Conforme remontaban hacia la costa, eran más los pájaros marinos, grises y blancos, que veían deslizarse por encima de las aguas. En los pueblos se cruzaban con ancianos que llevaban el fez; los inmensos campos a cielo abierto, jalonados por canales de arcilla, estaban repletos de campesinos egipcios, los felás, vestidos con una humilde camisa gris que les miraban con ojos faraónicos. Unos bueyes gordos pacían en los bosques de palmeras despeinadas por el viento salado. Era como si la juventud que ambos habían rescatado se alimentara de la propia juventud del mundo que, a su alrededor, parecía haberse detenido en esas edades primeras en que todo es simple y familiar.

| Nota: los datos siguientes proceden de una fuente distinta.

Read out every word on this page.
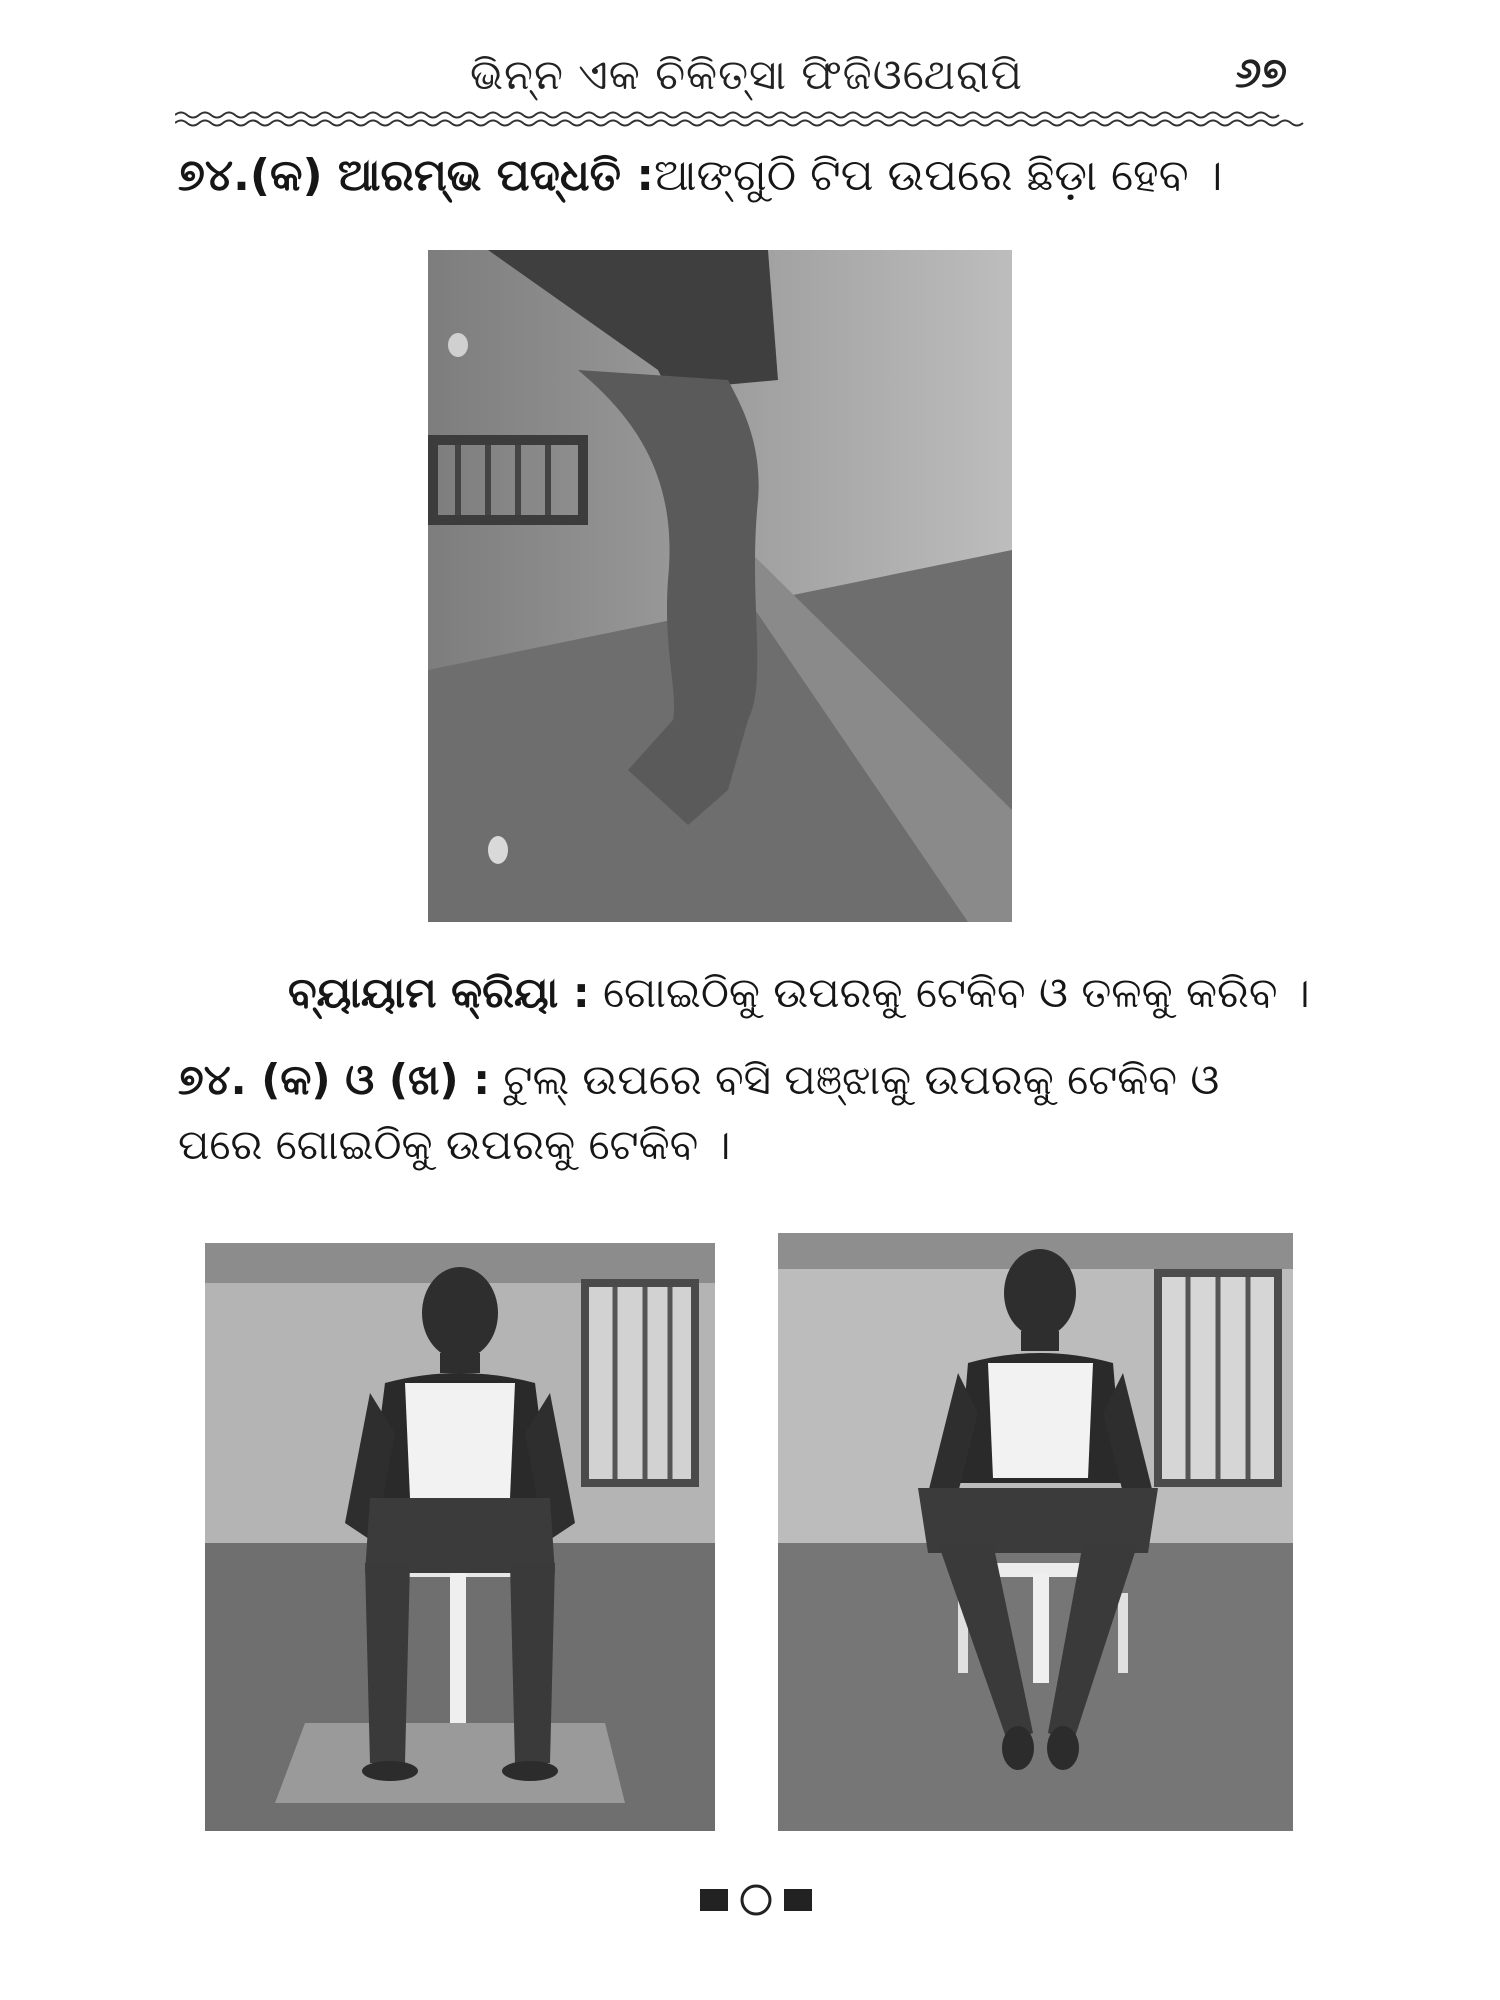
ଭିନ୍ନ ଏକ ଚିକିତ୍ସା ଫିଜିଓଥେରାପି	୬୭
୭୪.(କ) ଆରମ୍ଭ ପଦ୍ଧତି :ଆଙ୍ଗୁଠି ଟିପ ଉପରେ ଛିଡ଼ା ହେବ ।
ବ୍ୟାୟାମ କ୍ରିୟା : ଗୋଇଠିକୁ ଉପରକୁ ଟେକିବ ଓ ତଳକୁ କରିବ ।
୭୪. (କ) ଓ (ଖ) : ଟୁଲ୍ ଉପରେ ବସି ପଞ୍ଝାକୁ ଉପରକୁ ଟେକିବ ଓ
ପରେ ଗୋଇଠିକୁ ଉପରକୁ ଟେକିବ ।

En una jornada recorrieron el camino que la pesada carroza de Alix había hecho en dos, y por la noche se alojaron en Damanhür. Sabían que Alix pasaría la noche en la casa de la piadosa viuda de un mercader francés que había servido al cónsul como confidente en esta pequeña ciudad hasta su reciente muerte. Françoise y el maestro Juremi se contentaron con una posta mugrienta regentada por un copto. Como no pudieron probar que estaban casados, sólo tuvieron derecho a dos jergones separados por una mampara de palma. Así se cubrían las apariencias; después de haberlos alimentado copiosamente con un capón y arroz amarillo, el viejo copto les deseó que pasaran una buena noche con una sonrisa desdentada y cómplice. Después de cenar, los amantes se cogieron por la cintura y dieron un paseo que les llevó hasta el centro del pueblo. De lejos distinguieron la carroza de Alix y los caballos de sus guardianes en el recinto de una de las pocas casas de piedra. Regresaron tranquilos, y el maestro Juremi pidió al posadero que les despertara antes del alba. Salieron con los primeros rayos del día y esperaron en el lugar acordado.

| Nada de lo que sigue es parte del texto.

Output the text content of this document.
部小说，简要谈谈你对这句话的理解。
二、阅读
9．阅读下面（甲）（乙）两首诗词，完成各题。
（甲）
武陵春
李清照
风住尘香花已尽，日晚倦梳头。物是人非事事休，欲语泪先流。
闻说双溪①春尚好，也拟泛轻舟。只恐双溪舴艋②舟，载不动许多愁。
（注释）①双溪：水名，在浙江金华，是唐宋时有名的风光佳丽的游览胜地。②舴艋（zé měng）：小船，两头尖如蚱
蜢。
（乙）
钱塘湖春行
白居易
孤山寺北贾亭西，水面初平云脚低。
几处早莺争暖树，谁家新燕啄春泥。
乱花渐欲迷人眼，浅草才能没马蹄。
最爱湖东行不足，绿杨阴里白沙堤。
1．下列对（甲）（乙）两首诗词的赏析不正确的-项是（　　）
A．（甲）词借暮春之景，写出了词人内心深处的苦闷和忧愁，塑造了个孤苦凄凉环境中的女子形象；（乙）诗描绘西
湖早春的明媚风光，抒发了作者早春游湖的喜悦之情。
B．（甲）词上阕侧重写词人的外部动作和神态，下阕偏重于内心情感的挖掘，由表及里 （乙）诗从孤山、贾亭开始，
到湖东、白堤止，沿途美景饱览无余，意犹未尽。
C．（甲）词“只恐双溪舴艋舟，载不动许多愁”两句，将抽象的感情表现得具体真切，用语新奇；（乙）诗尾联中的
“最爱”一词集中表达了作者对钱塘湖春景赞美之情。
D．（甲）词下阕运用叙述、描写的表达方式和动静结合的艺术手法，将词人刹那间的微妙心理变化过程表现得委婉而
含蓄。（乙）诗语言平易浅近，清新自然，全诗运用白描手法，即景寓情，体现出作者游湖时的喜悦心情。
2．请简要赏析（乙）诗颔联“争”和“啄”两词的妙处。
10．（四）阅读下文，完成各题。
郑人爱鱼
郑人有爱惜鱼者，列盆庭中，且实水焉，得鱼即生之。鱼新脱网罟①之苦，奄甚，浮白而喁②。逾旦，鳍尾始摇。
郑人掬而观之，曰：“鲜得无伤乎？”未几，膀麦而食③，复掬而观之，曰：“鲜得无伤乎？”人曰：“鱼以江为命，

La comitiva de Alix se puso en marcha muy lentamente. Michel, el palafrenero del consulado, llevaba las riendas de la carroza. Aunque no estaba al corriente de todo, sabía que algo se estaba cociendo y también que no debía temer por él. Quería a Alix como a su propia hija y lamentaba profundamente llevarla camino del convento. En cuanto a los dos guardias, se tomaban su cometido muy a pecho y toda la noche estuvieron relevándose ante la puerta de la joven. Aquellos tipejos eran dos hombres del señor Macé. Uno de ellos, un francés liberado de las galeras tres años atrás, había vivido en Abukir sin papeles, pero los turcos lo capturaron y salvó el pellejo gracias al secretario del consulado, que lo tomó a su servicio. El otro era un mestizo de El Cairo, nacido del comercio ilegítimo entre un italiano y una copta, que trabajaba como mozo de cuerda en el desembarcadero del Nilo. Hacía mucho tiempo que el señor Macé le prometía naturalizarlo, y a cambio de esa vana esperanza lo empleaba a su capricho.